Bayesian Conditional Density Filtering for Big Data
Oct 31 2013
We propose a novel Conditional Density Filtering (C-DF) algorithm for efficient online Bayesian inference. Parameter sampling in massive or streaming data settings typically proceeds by updating MCMC transition kernels as a function of the data or its sufficient statistics (SS) in time. For high-dimensional parameter spaces and in other settings, sufficient statistics are either absent or computationally onerous to propagate. C-DF is a powerful adaptation of Gibbs sampling enabling online inference in such settings. We propose the tracking of conditional sufficient statistics (CSS), namely summaries of the observed data and consistent estimators of given model parameters; this eliminates the need to store the entire dataset which is prohibitive for large data. When both SS and CSS exist, propagating CSS can provide a substantial reduction in data storage without losing inferential power. Furthermore, draws from C-DF are shown to have the correct joint posterior distribution asymptotically.

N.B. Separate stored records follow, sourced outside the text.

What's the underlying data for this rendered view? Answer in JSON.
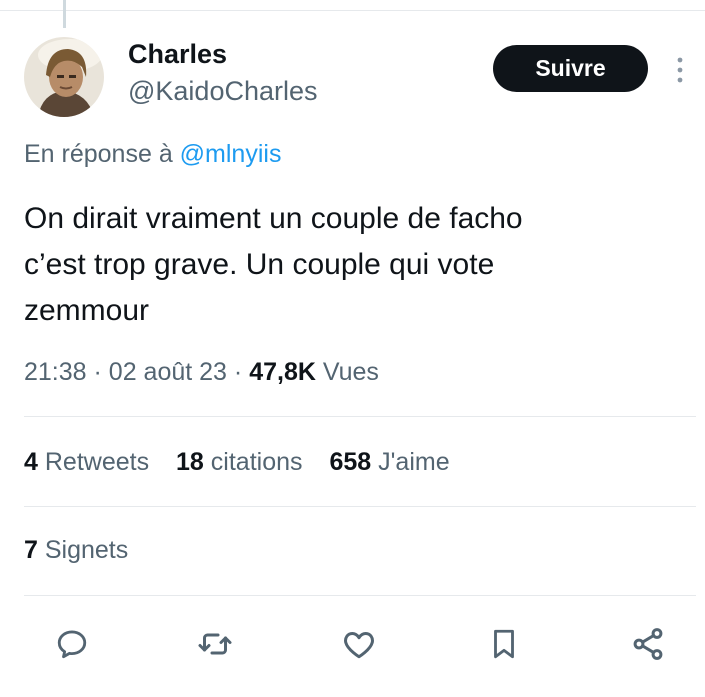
{
  "author": {
    "name": "Charles",
    "handle": "@KaidoCharles"
  },
  "follow_label": "Suivre",
  "reply_to": {
    "prefix": "En réponse à",
    "mention": "@mlnyiis"
  },
  "tweet": {
    "text": "On dirait vraiment un couple de facho\nc’est trop grave. Un couple qui vote\nzemmour"
  },
  "meta": {
    "time": "21:38",
    "date": "02 août 23",
    "views_count": "47,8K",
    "views_label": "Vues"
  },
  "stats": {
    "retweets_count": "4",
    "retweets_label": "Retweets",
    "quotes_count": "18",
    "quotes_label": "citations",
    "likes_count": "658",
    "likes_label": "J'aime",
    "bookmarks_count": "7",
    "bookmarks_label": "Signets"
  },
  "actions": [
    "reply-icon",
    "retweet-icon",
    "like-icon",
    "bookmark-icon",
    "share-icon"
  ],
  "colors": {
    "text": "#0f1419",
    "secondary": "#536471",
    "link": "#1d9bf0",
    "button": "#0f1419",
    "divider": "#e6e9ec"
  }
}
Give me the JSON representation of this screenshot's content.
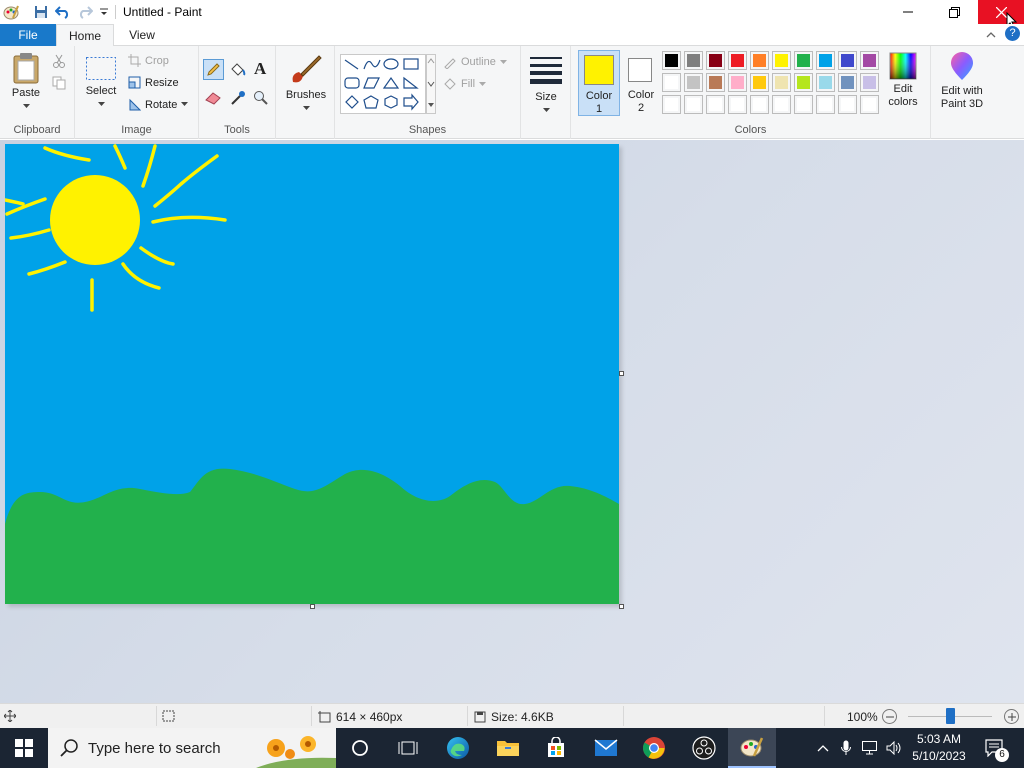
{
  "window": {
    "title": "Untitled - Paint",
    "close_icon": "close-icon",
    "minimize_icon": "minimize-icon",
    "restore_icon": "restore-icon"
  },
  "tabs": {
    "file": "File",
    "home": "Home",
    "view": "View"
  },
  "ribbon": {
    "clipboard": {
      "group_label": "Clipboard",
      "paste": "Paste"
    },
    "image": {
      "group_label": "Image",
      "select": "Select",
      "crop": "Crop",
      "resize": "Resize",
      "rotate": "Rotate"
    },
    "tools": {
      "group_label": "Tools"
    },
    "brushes": {
      "label": "Brushes"
    },
    "shapes": {
      "group_label": "Shapes",
      "outline": "Outline",
      "fill": "Fill"
    },
    "size": {
      "label": "Size"
    },
    "colors": {
      "group_label": "Colors",
      "color1": "Color",
      "color1_num": "1",
      "color2": "Color",
      "color2_num": "2",
      "color1_value": "#fff200",
      "color2_value": "#ffffff",
      "edit_colors": "Edit",
      "edit_colors_2": "colors",
      "palette_row1": [
        "#000000",
        "#7f7f7f",
        "#880015",
        "#ed1c24",
        "#ff7f27",
        "#fff200",
        "#22b14c",
        "#00a2e8",
        "#3f48cc",
        "#a349a4"
      ],
      "palette_row2": [
        "#ffffff",
        "#c3c3c3",
        "#b97a57",
        "#ffaec9",
        "#ffc90e",
        "#efe4b0",
        "#b5e61d",
        "#99d9ea",
        "#7092be",
        "#c8bfe7"
      ],
      "palette_row3": [
        "#ffffff",
        "#ffffff",
        "#ffffff",
        "#ffffff",
        "#ffffff",
        "#ffffff",
        "#ffffff",
        "#ffffff",
        "#ffffff",
        "#ffffff"
      ]
    },
    "paint3d": {
      "label": "Edit with",
      "label2": "Paint 3D"
    }
  },
  "canvas": {
    "sky_color": "#00a2e8",
    "ground_color": "#22b14c",
    "sun_color": "#fff200"
  },
  "status": {
    "dimensions": "614 × 460px",
    "size": "Size: 4.6KB",
    "zoom": "100%",
    "zoom_level": 1.0
  },
  "taskbar": {
    "search_placeholder": "Type here to search",
    "time": "5:03 AM",
    "date": "5/10/2023",
    "notifications": "6"
  }
}
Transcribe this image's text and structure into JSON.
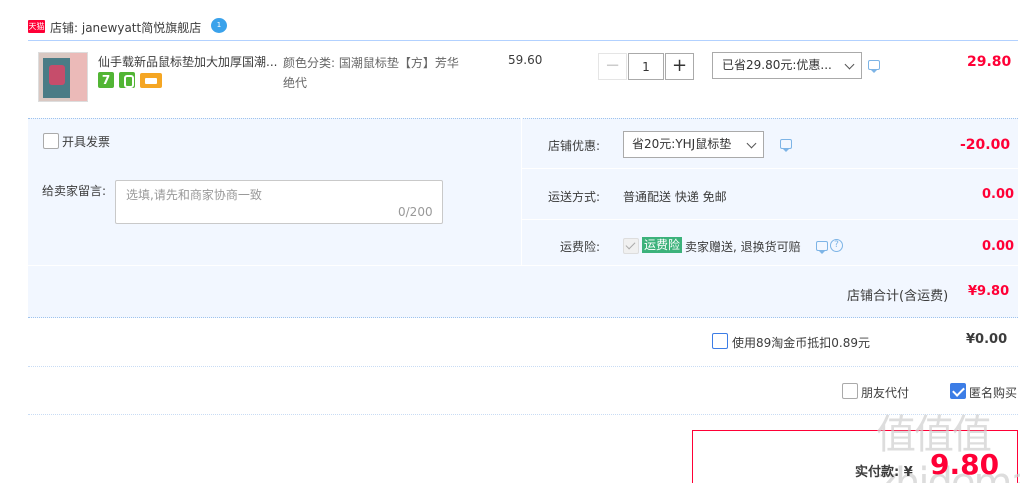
{
  "shop": {
    "badge": "天猫",
    "label": "店铺: janewyatt简悦旗舰店",
    "chat_badge": "1"
  },
  "item": {
    "title": "仙手载新品鼠标垫加大加厚国潮...",
    "icon_7": "7",
    "sku_line1": "颜色分类: 国潮鼠标垫【方】芳华",
    "sku_line2": "绝代",
    "unit_price": "59.60",
    "qty_minus": "−",
    "quantity": "1",
    "qty_plus": "+",
    "promo_selected": "已省29.80元:优惠...",
    "line_total": "29.80"
  },
  "options": {
    "invoice_label": "开具发票",
    "memo_label": "给卖家留言:",
    "memo_placeholder": "选填,请先和商家协商一致",
    "memo_count": "0/200",
    "shop_discount_label": "店铺优惠:",
    "shop_discount_selected": "省20元:YHJ鼠标垫",
    "shop_discount_value": "-20.00",
    "shipping_label": "运送方式:",
    "shipping_method": "普通配送 快递 免邮",
    "shipping_value": "0.00",
    "insurance_label": "运费险:",
    "insurance_tag": "运费险",
    "insurance_desc": "卖家赠送, 退换货可赔",
    "insurance_value": "0.00",
    "help_glyph": "?"
  },
  "totals": {
    "shop_total_label": "店铺合计(含运费)",
    "shop_total": "¥9.80",
    "coin_label": "使用89淘金币抵扣0.89元",
    "coin_value": "¥0.00",
    "friend_pay_label": "朋友代付",
    "anonymous_label": "匿名购买",
    "pay_label": "实付款: ¥",
    "pay_amount": "9.80",
    "watermark": "值值值 zhidemai"
  },
  "colors": {
    "accent": "#ff0036",
    "panel_bg": "#f2f7ff",
    "checkbox_on": "#3c7de6",
    "insurance_tag_bg": "#3cb27b"
  }
}
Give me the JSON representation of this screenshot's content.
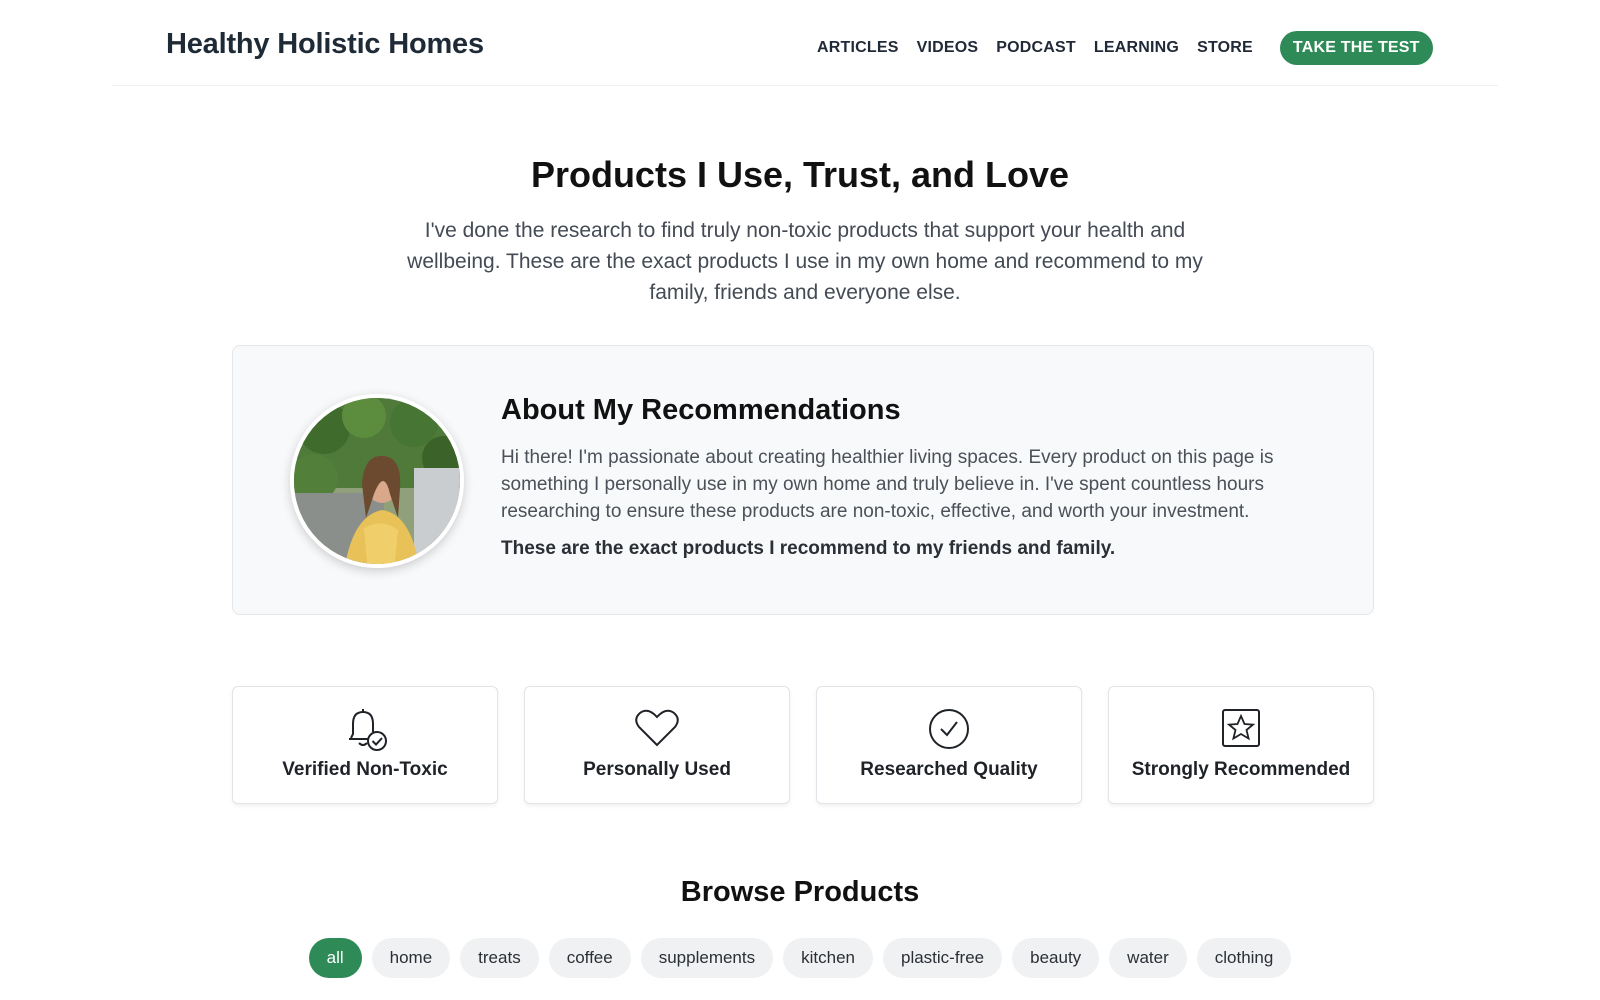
{
  "brand": {
    "name": "Healthy Holistic Homes",
    "accent_color": "#2e8b57"
  },
  "nav": {
    "links": [
      "ARTICLES",
      "VIDEOS",
      "PODCAST",
      "LEARNING",
      "STORE"
    ],
    "cta": "TAKE THE TEST"
  },
  "hero": {
    "title": "Products I Use, Trust, and Love",
    "subtitle": "I've done the research to find truly non-toxic products that support your health and wellbeing. These are the exact products I use in my own home and recommend to my family, friends and everyone else."
  },
  "about": {
    "title": "About My Recommendations",
    "text": "Hi there! I'm passionate about creating healthier living spaces. Every product on this page is something I personally use in my own home and truly believe in. I've spent countless hours researching to ensure these products are non-toxic, effective, and worth your investment.",
    "emphasis": "These are the exact products I recommend to my friends and family.",
    "avatar_icon": "profile-photo"
  },
  "features": [
    {
      "label": "Verified Non-Toxic",
      "icon": "bell-check-icon"
    },
    {
      "label": "Personally Used",
      "icon": "heart-icon"
    },
    {
      "label": "Researched Quality",
      "icon": "check-circle-icon"
    },
    {
      "label": "Strongly Recommended",
      "icon": "star-square-icon"
    }
  ],
  "browse": {
    "title": "Browse Products",
    "filters": [
      "all",
      "home",
      "treats",
      "coffee",
      "supplements",
      "kitchen",
      "plastic-free",
      "beauty",
      "water",
      "clothing"
    ],
    "active_filter": "all"
  }
}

The C-DF algorithm is illustrated through several motivating examples. In section 5, we discuss a novel framework for Factor regression with application to compressed regression in high-dimensional streaming data. Augmenting the parameter learning of our Bayesian model, we achieve near state-of-the-art performance compared to "batch" implementations of the Lasso, vastly outperforming competing Bayesian shrinkage methods. Metrics for comparison include prediction error, variable selection and support recovery, as well as computation time.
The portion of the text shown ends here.